Ciò che colpisce nella “Trilogia sull’identità” di Liv Ferracchiati è la scrittura ritmata, frammentata eppure incisiva, fatta di paratassi, pause e inversioni. Botta e risposta rapidi. Uno scambio tra i personaggi che diventa scavo, indagine maieutica, partitura psicanalitica. Frasi che s’interrompono in modo breve e secco. Accostamenti contrastanti – senza il culto idolatrico di musicalità e armonia – per perseguire semplicità e schiettezza. Sapidità intellettuale, senza fronzoli emozionali.

Puntare all’essenza per ritrovarsi. Per costruire quello che Donald Winnicott chiamava il «Vero Sé», che consente di essere creativi e spontanei.
Alla consapevolezza si giunge per sottrazione. In Ferracchiati la sottrazione inizia dal nome, Liv che sostituisce Livia, a scompaginare i cliché con cui ci illudiamo di inquadrare la realtà. È ciò che caratterizza anche il suo teatro. Mille domande, altrettante possibilità di risposta: dovrebbero definire un identikit, diventano ritratto disegnato sull’acqua, che si perde nel gioco delle dissolvenze.

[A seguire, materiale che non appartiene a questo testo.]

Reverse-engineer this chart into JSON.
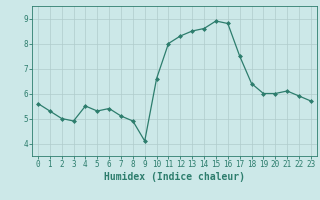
{
  "x": [
    0,
    1,
    2,
    3,
    4,
    5,
    6,
    7,
    8,
    9,
    10,
    11,
    12,
    13,
    14,
    15,
    16,
    17,
    18,
    19,
    20,
    21,
    22,
    23
  ],
  "y": [
    5.6,
    5.3,
    5.0,
    4.9,
    5.5,
    5.3,
    5.4,
    5.1,
    4.9,
    4.1,
    6.6,
    8.0,
    8.3,
    8.5,
    8.6,
    8.9,
    8.8,
    7.5,
    6.4,
    6.0,
    6.0,
    6.1,
    5.9,
    5.7
  ],
  "title": "",
  "xlabel": "Humidex (Indice chaleur)",
  "ylabel": "",
  "xlim": [
    -0.5,
    23.5
  ],
  "ylim": [
    3.5,
    9.5
  ],
  "yticks": [
    4,
    5,
    6,
    7,
    8,
    9
  ],
  "xticks": [
    0,
    1,
    2,
    3,
    4,
    5,
    6,
    7,
    8,
    9,
    10,
    11,
    12,
    13,
    14,
    15,
    16,
    17,
    18,
    19,
    20,
    21,
    22,
    23
  ],
  "line_color": "#2d7d6d",
  "marker": "D",
  "marker_size": 2.0,
  "bg_color": "#cce8e8",
  "grid_color": "#b0cccc",
  "axes_color": "#2d7d6d",
  "tick_label_fontsize": 5.5,
  "xlabel_fontsize": 7.0
}
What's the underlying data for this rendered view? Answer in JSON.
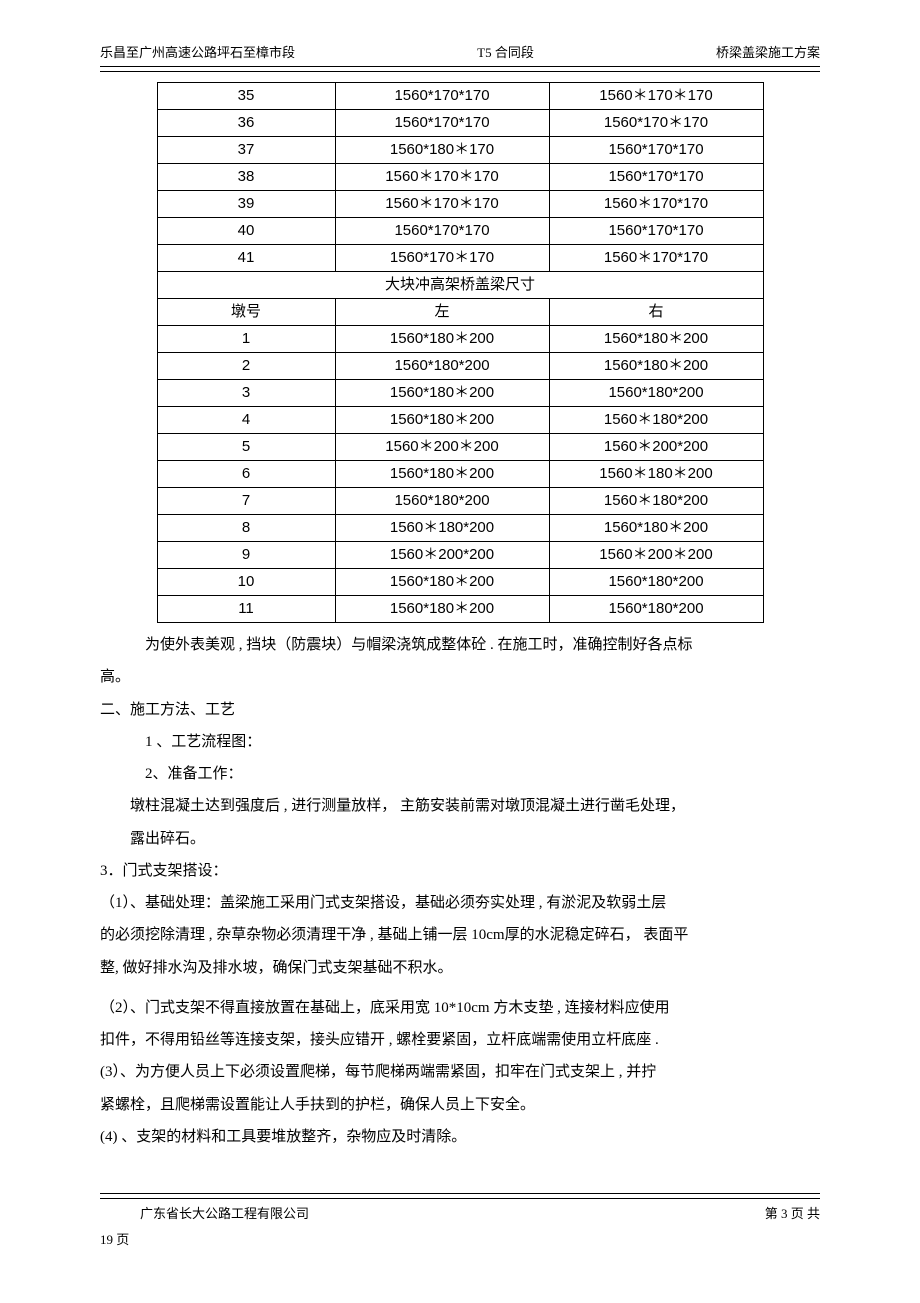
{
  "header": {
    "left": "乐昌至广州高速公路坪石至樟市段",
    "center": "T5 合同段",
    "right": "桥梁盖梁施工方案"
  },
  "table": {
    "col_widths": [
      "178px",
      "214px",
      "214px"
    ],
    "section1_rows": [
      [
        "35",
        "1560*170*170",
        "1560＊170＊170"
      ],
      [
        "36",
        "1560*170*170",
        "1560*170＊170"
      ],
      [
        "37",
        "1560*180＊170",
        "1560*170*170"
      ],
      [
        "38",
        "1560＊170＊170",
        "1560*170*170"
      ],
      [
        "39",
        "1560＊170＊170",
        "1560＊170*170"
      ],
      [
        "40",
        "1560*170*170",
        "1560*170*170"
      ],
      [
        "41",
        "1560*170＊170",
        "1560＊170*170"
      ]
    ],
    "section2_title": "大块冲高架桥盖梁尺寸",
    "section2_header": [
      "墩号",
      "左",
      "右"
    ],
    "section2_rows": [
      [
        "1",
        "1560*180＊200",
        "1560*180＊200"
      ],
      [
        "2",
        "1560*180*200",
        "1560*180＊200"
      ],
      [
        "3",
        "1560*180＊200",
        "1560*180*200"
      ],
      [
        "4",
        "1560*180＊200",
        "1560＊180*200"
      ],
      [
        "5",
        "1560＊200＊200",
        "1560＊200*200"
      ],
      [
        "6",
        "1560*180＊200",
        "1560＊180＊200"
      ],
      [
        "7",
        "1560*180*200",
        "1560＊180*200"
      ],
      [
        "8",
        "1560＊180*200",
        "1560*180＊200"
      ],
      [
        "9",
        "1560＊200*200",
        "1560＊200＊200"
      ],
      [
        "10",
        "1560*180＊200",
        "1560*180*200"
      ],
      [
        "11",
        "1560*180＊200",
        "1560*180*200"
      ]
    ]
  },
  "paragraphs": {
    "p1": "为使外表美观 , 挡块（防震块）与帽梁浇筑成整体砼   . 在施工时，准确控制好各点标",
    "p1b": "高。",
    "p2": "二、施工方法、工艺",
    "p3": "1 、工艺流程图：",
    "p4": "2、准备工作：",
    "p5": "墩柱混凝土达到强度后  , 进行测量放样， 主筋安装前需对墩顶混凝土进行凿毛处理，",
    "p5b": "露出碎石。",
    "p6": "3．门式支架搭设：",
    "p7": "（1）、基础处理：盖梁施工采用门式支架搭设，基础必须夯实处理     , 有淤泥及软弱土层",
    "p7b": "的必须挖除清理 , 杂草杂物必须清理干净   , 基础上铺一层 10cm厚的水泥稳定碎石， 表面平",
    "p7c": "整, 做好排水沟及排水坡，确保门式支架基础不积水。",
    "p8": "（2）、门式支架不得直接放置在基础上，底采用宽    10*10cm 方木支垫 , 连接材料应使用",
    "p8b": "扣件，不得用铅丝等连接支架，接头应错开   , 螺栓要紧固，立杆底端需使用立杆底座    .",
    "p9": "(3）、为方便人员上下必须设置爬梯，每节爬梯两端需紧固，扣牢在门式支架上     , 并拧",
    "p9b": "紧螺栓，且爬梯需设置能让人手扶到的护栏，确保人员上下安全。",
    "p10": "(4) 、支架的材料和工具要堆放整齐，杂物应及时清除。"
  },
  "footer": {
    "left": "广东省长大公路工程有限公司",
    "right": "第 3 页 共",
    "continue": "19 页"
  }
}
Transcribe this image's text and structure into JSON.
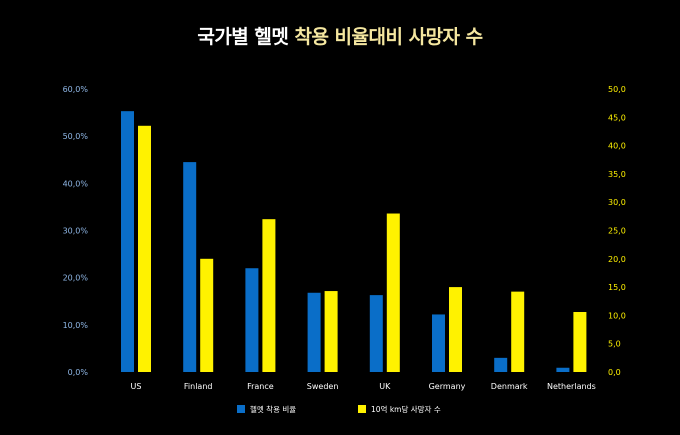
{
  "chart_data": {
    "type": "bar",
    "title_parts": [
      "국가별 헬멧 ",
      "착용 비율대비 사망자 수"
    ],
    "categories": [
      "US",
      "Finland",
      "France",
      "Sweden",
      "UK",
      "Germany",
      "Denmark",
      "Netherlands"
    ],
    "series": [
      {
        "name": "헬멧 착용 비율",
        "axis": "left",
        "color": "#0a6ec8",
        "values": [
          55.3,
          44.5,
          22.0,
          16.8,
          16.3,
          12.2,
          3.0,
          0.9
        ]
      },
      {
        "name": "10억 km당 사망자 수",
        "axis": "right",
        "color": "#fff200",
        "values": [
          43.5,
          20.0,
          27.0,
          14.3,
          28.0,
          15.0,
          14.2,
          10.6
        ]
      }
    ],
    "y_left": {
      "range": [
        0,
        60
      ],
      "ticks": [
        "0,0%",
        "10,0%",
        "20,0%",
        "30,0%",
        "40,0%",
        "50,0%",
        "60,0%"
      ],
      "tick_color": "#8fb7e6"
    },
    "y_right": {
      "range": [
        0,
        50
      ],
      "ticks": [
        "0,0",
        "5,0",
        "10,0",
        "15,0",
        "20,0",
        "25,0",
        "30,0",
        "35,0",
        "40,0",
        "45,0",
        "50,0"
      ],
      "tick_color": "#fff200"
    },
    "grid": false,
    "legend_position": "bottom-center"
  }
}
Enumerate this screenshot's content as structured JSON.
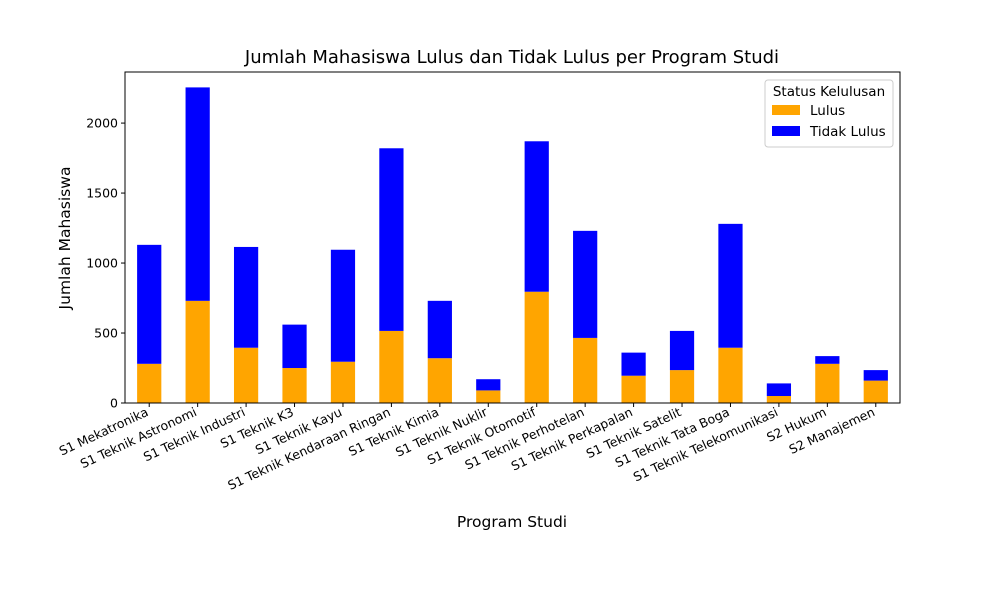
{
  "chart_data": {
    "type": "bar",
    "stacked": true,
    "title": "Jumlah Mahasiswa Lulus dan Tidak Lulus per Program Studi",
    "xlabel": "Program Studi",
    "ylabel": "Jumlah Mahasiswa",
    "ylim": [
      0,
      2365
    ],
    "yticks": [
      0,
      500,
      1000,
      1500,
      2000
    ],
    "grid": false,
    "legend": {
      "title": "Status Kelulusan",
      "placement": "top-right"
    },
    "categories": [
      "S1 Mekatronika",
      "S1 Teknik Astronomi",
      "S1 Teknik Industri",
      "S1 Teknik K3",
      "S1 Teknik Kayu",
      "S1 Teknik Kendaraan Ringan",
      "S1 Teknik Kimia",
      "S1 Teknik Nuklir",
      "S1 Teknik Otomotif",
      "S1 Teknik Perhotelan",
      "S1 Teknik Perkapalan",
      "S1 Teknik Satelit",
      "S1 Teknik Tata Boga",
      "S1 Teknik Telekomunikasi",
      "S2 Hukum",
      "S2 Manajemen"
    ],
    "series": [
      {
        "name": "Lulus",
        "color": "#ffa500",
        "values": [
          280,
          730,
          395,
          250,
          295,
          515,
          320,
          90,
          795,
          465,
          195,
          235,
          395,
          50,
          280,
          160
        ]
      },
      {
        "name": "Tidak Lulus",
        "color": "#0000ff",
        "values": [
          850,
          1525,
          720,
          310,
          800,
          1305,
          410,
          80,
          1075,
          765,
          165,
          280,
          885,
          90,
          55,
          75
        ]
      }
    ]
  }
}
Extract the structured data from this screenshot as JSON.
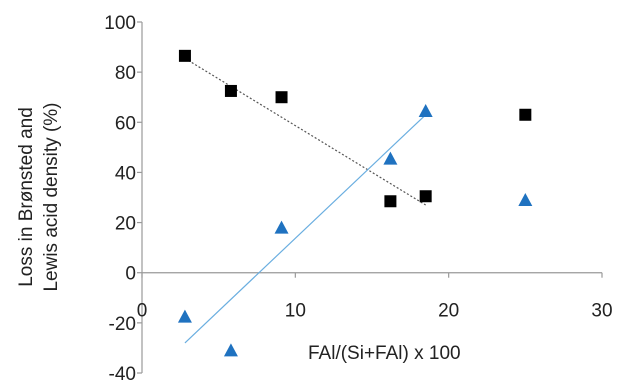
{
  "chart_data": {
    "type": "scatter",
    "xlabel": "FAl/(Si+FAl) x 100",
    "ylabel_lines": [
      "Loss in Brønsted and",
      "Lewis acid density (%)"
    ],
    "xlim": [
      0,
      30
    ],
    "ylim": [
      -40,
      100
    ],
    "x_ticks": [
      0,
      10,
      20,
      30
    ],
    "y_ticks": [
      -40,
      -20,
      0,
      20,
      40,
      60,
      80,
      100
    ],
    "x_tick_labels": [
      "0",
      "10",
      "20",
      "30"
    ],
    "y_tick_labels": [
      "-40",
      "-20",
      "0",
      "20",
      "40",
      "60",
      "80",
      "100"
    ],
    "grid": false,
    "legend": "none",
    "series": [
      {
        "marker": "square",
        "color": "#000000",
        "points": [
          {
            "x": 2.8,
            "y": 86.5
          },
          {
            "x": 5.8,
            "y": 72.5
          },
          {
            "x": 9.1,
            "y": 70.0
          },
          {
            "x": 16.2,
            "y": 28.5
          },
          {
            "x": 18.5,
            "y": 30.5
          },
          {
            "x": 25.0,
            "y": 63.0
          }
        ],
        "trendline": {
          "style": "dotted",
          "color": "#555555",
          "from": {
            "x": 2.8,
            "y": 85.5
          },
          "to": {
            "x": 18.5,
            "y": 27.0
          }
        }
      },
      {
        "marker": "triangle",
        "color": "#1f72c0",
        "points": [
          {
            "x": 2.8,
            "y": -17.5
          },
          {
            "x": 5.8,
            "y": -31.0
          },
          {
            "x": 9.1,
            "y": 18.0
          },
          {
            "x": 16.2,
            "y": 45.5
          },
          {
            "x": 18.5,
            "y": 64.5
          },
          {
            "x": 25.0,
            "y": 29.0
          }
        ],
        "trendline": {
          "style": "solid",
          "color": "#6aaee0",
          "from": {
            "x": 2.8,
            "y": -28.0
          },
          "to": {
            "x": 18.5,
            "y": 63.0
          }
        }
      }
    ]
  }
}
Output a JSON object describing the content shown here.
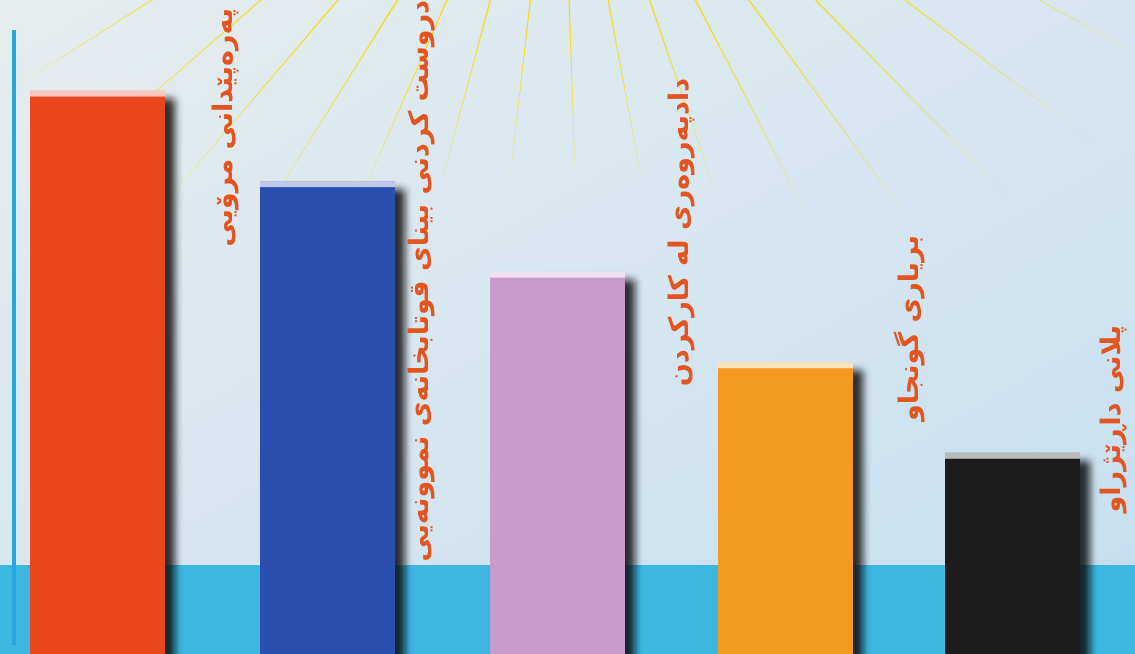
{
  "chart_data": {
    "type": "bar",
    "categories": [
      "پەرەپێدانی مرۆیی",
      "دروست کردنی بینای قوتابخانەی نموونەیی",
      "دادپەروەری لە کارکردن",
      "بریاری گونجاو",
      "پلانی داڕێژراو"
    ],
    "series": [
      {
        "values": [
          56,
          47,
          38,
          29,
          20
        ],
        "colors": [
          "#e8461c",
          "#2b4fae",
          "#c99bcb",
          "#f49a1f",
          "#1c1c1c"
        ]
      }
    ],
    "ylim": [
      0,
      65
    ],
    "label_color": "#e4541f"
  }
}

“Stabat mater”, Premio Hystrio Nuove scritture di Scena 2017, secondo capitolo della trilogia, fa seguito a “Peter Pan guarda sotto le gonne” (2016) e precede “Un eschimese in Amazzonia” (Premio Scenario 2017). L’intera trilogia firmata dalla compagnia The Baby Walk è stata riproposta all’Elfo Puccini di Milano.

In “Stabat mater” Andrea (Alice Raffaelli) è una donna nella penombra a petto nudo. Repentinamente indossa abiti maschili. Andrea, personaggio dal nome ambigenere, tuona contro un corpo femminile che la limita. Prorompe in un grido di dolore. Riversa sul palco bestemmie e ironia perché quel dolore non diventi disperazione.

La scenografia confonde un interno domestico (tavolo, sedie e divano) e lo studio di una psicanalista. Confusi nello spazio scenico, ci sono anche i due sedili anteriori di un’auto. Sulla destra, seminascosta, una scrivania rimanda all’attività di scrittrice della protagonista. Ma ciò che campeggia a dominare la scena è un maxischermo cinematografico, che pare immortalare in presa diretta una donna (Laura Marinoni) che si rivelerà la madre di Andrea.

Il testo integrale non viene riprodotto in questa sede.